The maker of foods ranging from Oreo cookies to Maxwell House (search) coffee also lowered its full-year earnings forecast range by 2 cents a share due to higher than expected restructuring charges as it posted an asset impairment charge related to its accord to sell its fruit snacks business. At the same time it raised its sales forecast, helped by new products.
Kraft shares fell 2 percent on Inet from the Tuesday New York Stock Exchange (search) close.
Kraft had profit of $713 million, or 42 cents a share in the quarter, compared with $560 million, or 33 cents a share a year earlier.
Earnings from continuing operations were 41 cents a share, a penny higher than Kraft's previous forecast range of 37 cents to 40 cents, because tax benefits offset higher energy and packaging costs. Some of that surplus is being used to help launch the company's Tassimo hot beverage system in the United states and Germany.
Sales rose 6.4 percent to $8.06 billion, with higher prices adding 1.6 percentage points to the increase. But volume, which factors out currency and prices changes, fell 0.3 percent excluding acquisitions, as higher prices pressured businesses like ready-to-drink beverages.
Like most food makers, Kraft has raised prices in recent months to try to mitigate rising costs if energy, packaging and ingredients like nuts, cheese and meat.
The company has also been selling off some businesses, including the Life Savers and Altoids candy brands, in order to focus on core products like coffee, cheese and cookies.
But some analysts question how long Kraft sales can keep improving at that pace, saying the increases are being bought with aggressive, costly marketing.
"Kraft's sales gains are not sustainable because they are essentially rented with higher sales promotion," Timothy Ramey, analyst at D.A. Davidson, said.
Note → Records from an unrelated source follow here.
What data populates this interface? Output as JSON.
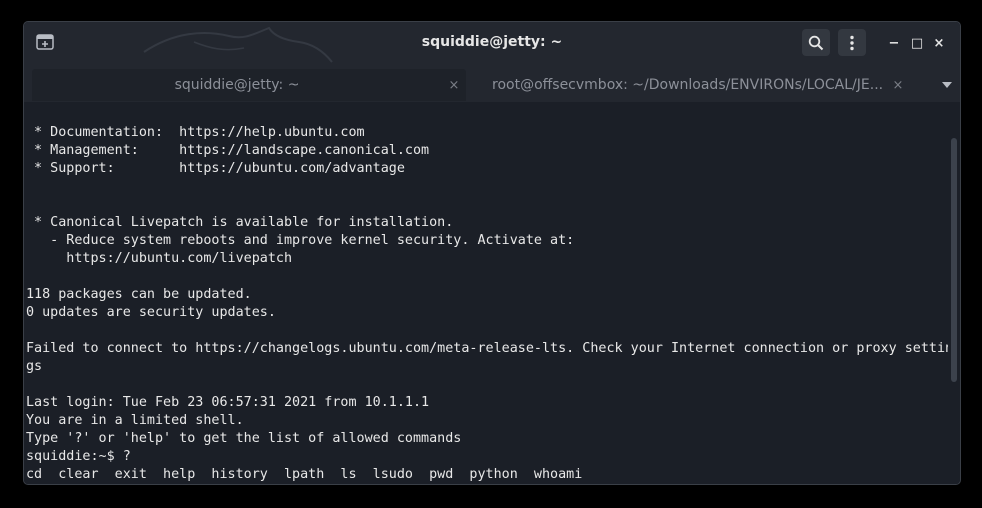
{
  "window": {
    "title": "squiddie@jetty: ~"
  },
  "tabs": [
    {
      "label": "squiddie@jetty: ~",
      "close": "×",
      "active": true
    },
    {
      "label": "root@offsecvmbox: ~/Downloads/ENVIRONs/LOCAL/JE...",
      "close": "×",
      "active": false
    }
  ],
  "icons": {
    "new_tab": "new-tab-icon",
    "search": "search-icon",
    "menu": "kebab-menu-icon",
    "minimize": "minimize-icon",
    "maximize": "maximize-icon",
    "close": "close-icon",
    "tab_dropdown": "chevron-down-icon"
  },
  "controls": {
    "minimize": "−",
    "maximize": "□",
    "close": "×"
  },
  "terminal": {
    "lines": [
      " * Documentation:  https://help.ubuntu.com",
      " * Management:     https://landscape.canonical.com",
      " * Support:        https://ubuntu.com/advantage",
      "",
      "",
      " * Canonical Livepatch is available for installation.",
      "   - Reduce system reboots and improve kernel security. Activate at:",
      "     https://ubuntu.com/livepatch",
      "",
      "118 packages can be updated.",
      "0 updates are security updates.",
      "",
      "Failed to connect to https://changelogs.ubuntu.com/meta-release-lts. Check your Internet connection or proxy settin",
      "gs",
      "",
      "Last login: Tue Feb 23 06:57:31 2021 from 10.1.1.1",
      "You are in a limited shell.",
      "Type '?' or 'help' to get the list of allowed commands",
      "squiddie:~$ ?",
      "cd  clear  exit  help  history  lpath  ls  lsudo  pwd  python  whoami"
    ]
  },
  "colors": {
    "background": "#1b1f27",
    "titlebar": "#23272f",
    "text": "#e8e8e8"
  }
}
Ramey, who rates Kraft shares "underperform," noted that gross margin fell to 36.7 percent from 38.3 percent a year earlier.
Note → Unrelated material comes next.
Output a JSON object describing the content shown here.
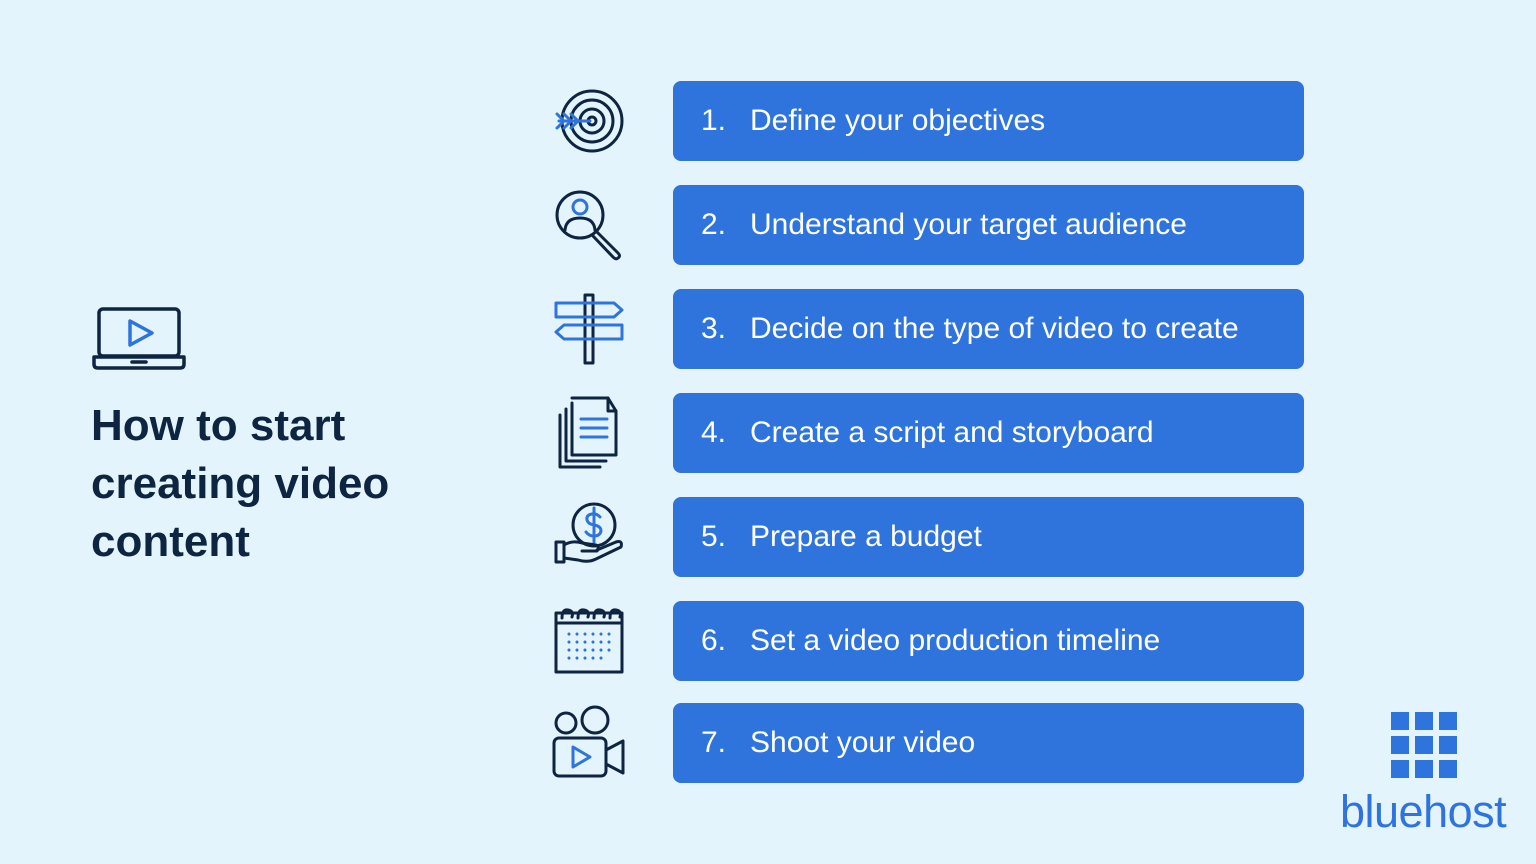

Roger Deromedi, Kraft chief executive, said commodity costs were up $250 million in the quarter and that increases had yet to keep pace, weighing on margins.
"They'll improve as we go through the year," he said of margins in an interview with Reuters
Kraft forecast full-year profit of $1.73 cents to $1.78 cents a share, down from its previous forecast of $1.75 to $1.80. But it also forecast a 4.5 percent to 5.5 percent increase in sales on a constant-currency basis, excluding divestitures. that is up from its previous 4.5 percent to 5.5 percent increase.
Kraft expects its tax rate to add 6 cents a share to earnings, helped by the resolution of tax matters overseas and a new U.S. manufacturing tax deduction.
Kraft shares closed Tuesday at $31.52 on the New York Stock Exchange, but dipped to $30.90 on the Inet electronic broker system.